Paris Top 10: Museums

There are two kinds of people in this world: people who enjoy museums and people who don't.

Maybe this sounds pompous. Maybe it is. ​But if you don't see a reason for taking the time to look at works of art created dozens, scores, even hundreds of years ago, and beloved by other artists and critics and commoners for generations afterward, I don't think I can convince you to change your mind. Which is probably just as well: it means there will be ​less of a line for the rest of us!

Paris' museums are superb, so much so that it's worth planning your trip around their opening hours: there's nothing worse than paying 15 Euros for admission at 3 PM, only to learn that the doors close at 4! In most cases I wouldn't recommend more than one per day, unless they're small ones; you need time to process everything you've seen in order to benefit fully from the experience. Some of my favorites​ follow.

One of these forms just doesn't belong here . . .

One of these forms just doesn't belong here . . .

The Louvre: Perhaps the most famous museum in the world, it deserves all the notoriety it can rake in, the atrociously modern lobby notwithstanding. Stop here to see Nike on the prow of a ship, all the more regal for her headlessness; the ideal of the female form in the Venus de Milo; and Leonardo's La Giaconde.

I've seen her four times, and with each visit the security and crowds were more outrageous. The last time we visited the Louvre, I didn't even bother trying to elbow my way into the room.​

I've seen her four times, and with each visit the security and crowds were more outrageous. The last time we visited the Louvre, I didn't even bother trying to elbow my way into the room.

Then ditch the crowds and explore some of the other collections: the Dutch Masters, especially its two Vermeers; the medieval foundations of the building, visible on the basement level; and the wealth of additional Greco-Roman sculpture that spills out into several light-filled atria. You could spend a whole week here, without sleeping, and still not see everything!

Tuppence a bag!​

Tuppence a bag!​

​Afterwards, wander through the Tuilerie gardens, stopping to feed the birds (and yourself if you've been there long enough; there's a pleasant outdoor cafe about halfway through) and enter L'Orangerie, a small sun-filled outbuilding where you can stand in a room surrounded by dreamy, dwarfing Monets in murky pastel flavors.

​

Musee d'Orsay: Widely famed for its extensive collection of Impressionists, who were long banned from the artistic establishment, this former train station also houses Old Masters and architectural drawings. It's absolutely mandatory for fans of Van Gogh, Seurat and Degas; you could easily spend a whole day here.

​

Musee Cluny: This is my personal favorite. Housed in an ancient Roman bath, it is devoted to the art of the Middle Ages. It is home to the world-famous Unicorn Tapestries, beautiful stained glass, and countless illuminated manuscripts, which I think are the most fascinating pieces ever created. If it's a hot day, you'll be especially happy to visit the old frigidarium, which is buried to keep the temperature cool and consistent.

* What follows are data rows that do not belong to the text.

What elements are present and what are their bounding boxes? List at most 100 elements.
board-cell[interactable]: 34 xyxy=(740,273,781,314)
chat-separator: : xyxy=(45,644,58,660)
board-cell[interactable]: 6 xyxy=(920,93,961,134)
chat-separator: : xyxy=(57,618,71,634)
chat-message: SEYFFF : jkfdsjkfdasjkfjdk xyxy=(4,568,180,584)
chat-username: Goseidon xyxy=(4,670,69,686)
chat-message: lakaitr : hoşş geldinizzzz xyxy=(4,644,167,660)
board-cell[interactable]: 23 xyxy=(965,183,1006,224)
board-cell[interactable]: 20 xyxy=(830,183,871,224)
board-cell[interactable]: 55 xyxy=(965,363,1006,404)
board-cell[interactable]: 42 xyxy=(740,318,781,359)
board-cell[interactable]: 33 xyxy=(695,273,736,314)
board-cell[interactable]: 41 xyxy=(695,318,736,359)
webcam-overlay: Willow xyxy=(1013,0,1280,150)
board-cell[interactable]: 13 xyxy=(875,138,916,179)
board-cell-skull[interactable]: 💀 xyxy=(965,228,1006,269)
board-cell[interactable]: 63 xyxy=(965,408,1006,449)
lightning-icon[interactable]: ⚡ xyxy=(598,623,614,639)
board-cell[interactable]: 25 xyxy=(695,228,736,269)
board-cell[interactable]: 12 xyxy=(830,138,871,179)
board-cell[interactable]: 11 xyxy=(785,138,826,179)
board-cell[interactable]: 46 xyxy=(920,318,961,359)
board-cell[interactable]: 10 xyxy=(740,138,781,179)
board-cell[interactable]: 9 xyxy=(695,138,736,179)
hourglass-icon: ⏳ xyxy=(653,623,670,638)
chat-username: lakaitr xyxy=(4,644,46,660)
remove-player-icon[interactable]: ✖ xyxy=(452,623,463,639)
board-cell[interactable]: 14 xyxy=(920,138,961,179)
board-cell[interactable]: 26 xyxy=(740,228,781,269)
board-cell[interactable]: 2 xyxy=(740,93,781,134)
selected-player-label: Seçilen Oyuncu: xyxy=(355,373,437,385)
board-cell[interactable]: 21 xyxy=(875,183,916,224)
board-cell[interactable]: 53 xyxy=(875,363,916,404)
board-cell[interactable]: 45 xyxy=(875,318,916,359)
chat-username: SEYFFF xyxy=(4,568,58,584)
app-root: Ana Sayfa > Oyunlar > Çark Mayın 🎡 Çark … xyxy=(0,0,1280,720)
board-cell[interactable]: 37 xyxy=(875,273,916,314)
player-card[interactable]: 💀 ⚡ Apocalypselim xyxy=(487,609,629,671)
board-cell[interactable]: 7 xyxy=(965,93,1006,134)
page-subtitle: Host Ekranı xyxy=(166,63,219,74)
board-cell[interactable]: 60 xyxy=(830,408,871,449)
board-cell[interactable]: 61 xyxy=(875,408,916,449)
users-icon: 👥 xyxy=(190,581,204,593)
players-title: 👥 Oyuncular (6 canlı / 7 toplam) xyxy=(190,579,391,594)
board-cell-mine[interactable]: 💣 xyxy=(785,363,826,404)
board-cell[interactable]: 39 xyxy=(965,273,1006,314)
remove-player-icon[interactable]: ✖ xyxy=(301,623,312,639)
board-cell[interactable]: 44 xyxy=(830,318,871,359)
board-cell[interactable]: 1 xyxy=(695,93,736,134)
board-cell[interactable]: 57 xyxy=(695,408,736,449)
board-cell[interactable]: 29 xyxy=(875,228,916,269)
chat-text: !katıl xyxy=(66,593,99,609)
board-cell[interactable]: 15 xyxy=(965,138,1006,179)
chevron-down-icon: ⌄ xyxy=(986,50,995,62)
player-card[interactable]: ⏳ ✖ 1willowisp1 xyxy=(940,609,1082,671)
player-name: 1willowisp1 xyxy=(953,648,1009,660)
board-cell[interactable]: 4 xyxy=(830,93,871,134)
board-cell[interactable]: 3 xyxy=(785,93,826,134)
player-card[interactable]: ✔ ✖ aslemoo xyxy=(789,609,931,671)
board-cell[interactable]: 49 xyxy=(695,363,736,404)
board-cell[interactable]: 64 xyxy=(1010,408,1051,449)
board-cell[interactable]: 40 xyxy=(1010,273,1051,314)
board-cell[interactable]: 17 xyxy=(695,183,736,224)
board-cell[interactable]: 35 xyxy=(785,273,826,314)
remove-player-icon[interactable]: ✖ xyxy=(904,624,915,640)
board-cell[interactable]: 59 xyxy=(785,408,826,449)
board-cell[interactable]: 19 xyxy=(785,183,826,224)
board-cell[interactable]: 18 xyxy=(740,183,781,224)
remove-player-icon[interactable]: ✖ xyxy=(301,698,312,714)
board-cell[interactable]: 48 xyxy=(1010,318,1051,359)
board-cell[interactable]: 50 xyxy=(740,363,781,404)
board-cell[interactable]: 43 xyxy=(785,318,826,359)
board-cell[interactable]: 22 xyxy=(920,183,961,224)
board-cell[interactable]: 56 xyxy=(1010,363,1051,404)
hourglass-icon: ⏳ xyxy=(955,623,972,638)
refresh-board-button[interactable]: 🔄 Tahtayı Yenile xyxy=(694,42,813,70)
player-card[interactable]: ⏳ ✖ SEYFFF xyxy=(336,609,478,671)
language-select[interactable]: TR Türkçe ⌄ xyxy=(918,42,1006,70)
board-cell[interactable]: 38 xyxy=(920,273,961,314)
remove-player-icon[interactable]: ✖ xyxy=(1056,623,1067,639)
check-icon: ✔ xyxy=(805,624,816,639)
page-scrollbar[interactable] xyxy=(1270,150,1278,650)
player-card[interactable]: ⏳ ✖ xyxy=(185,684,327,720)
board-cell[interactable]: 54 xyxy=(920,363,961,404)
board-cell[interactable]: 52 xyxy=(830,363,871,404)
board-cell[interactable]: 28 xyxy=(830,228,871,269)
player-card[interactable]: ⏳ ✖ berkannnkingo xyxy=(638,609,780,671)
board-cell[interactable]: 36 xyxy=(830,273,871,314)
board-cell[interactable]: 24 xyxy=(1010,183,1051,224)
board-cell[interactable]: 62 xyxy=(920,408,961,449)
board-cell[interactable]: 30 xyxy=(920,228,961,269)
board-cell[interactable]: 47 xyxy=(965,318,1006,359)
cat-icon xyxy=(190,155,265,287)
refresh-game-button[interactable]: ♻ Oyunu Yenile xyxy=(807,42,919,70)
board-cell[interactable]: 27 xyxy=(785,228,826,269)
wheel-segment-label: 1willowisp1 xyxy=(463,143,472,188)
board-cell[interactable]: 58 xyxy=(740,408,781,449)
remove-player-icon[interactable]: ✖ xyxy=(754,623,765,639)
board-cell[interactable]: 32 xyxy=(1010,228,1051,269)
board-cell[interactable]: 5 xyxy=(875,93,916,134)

Musee Rodin: ​What I love the most about this place is its scale. You could see the whole thing, including the lovely gardens, in an hour, but you'll want to linger longer​ over each intimate piece, marveling at the softness of stone and bronze.

​

Centre Pompidou: I don't have much tolerance for modern art -- about an hour is the most I can take -- but this building is worth seeing just for its novelty: the idea was to put all the ​systems (circulation, water, heating and cooling) outside in order to leave the gallery space pristine and unencumbered. The plaza outside is also worth seeing: in the summer there are often impromptu concerts and skateboard performances, and the area is known for good shopping and restaurants.

​

Cite de la Musique was so wonderful I wrote a post about it several years ago, but this last trip introduced me to another wonderful gem: the Cinematheque Francaise, which houses hundreds of clips, props and costumes from the first films through the present day. 

​

There are others​, of course, but the last one I have to recommend is the Musee des Plans-Reliefs, an amazing find composed of immense relief maps created during the Napoleonic Era (all the better to conquer you with, mes amis.) It's only one long room, but it's worth the trip to Les Invalides even if you don't get to see the Little Man himself.

​

And sometimes you just get lucky, as we did the only time we ever got to the top of La Defense: there was an incredible exhibit at the Musee d'Informatique  that covered the history of the Macintosh computer, complete with prototypes and projections of its most famous advertisements. Rob and I were in geek heaven, but we've never been able to go back since​: high winds and technical difficulties keep preventing their elevators from ferrying tourists to the top.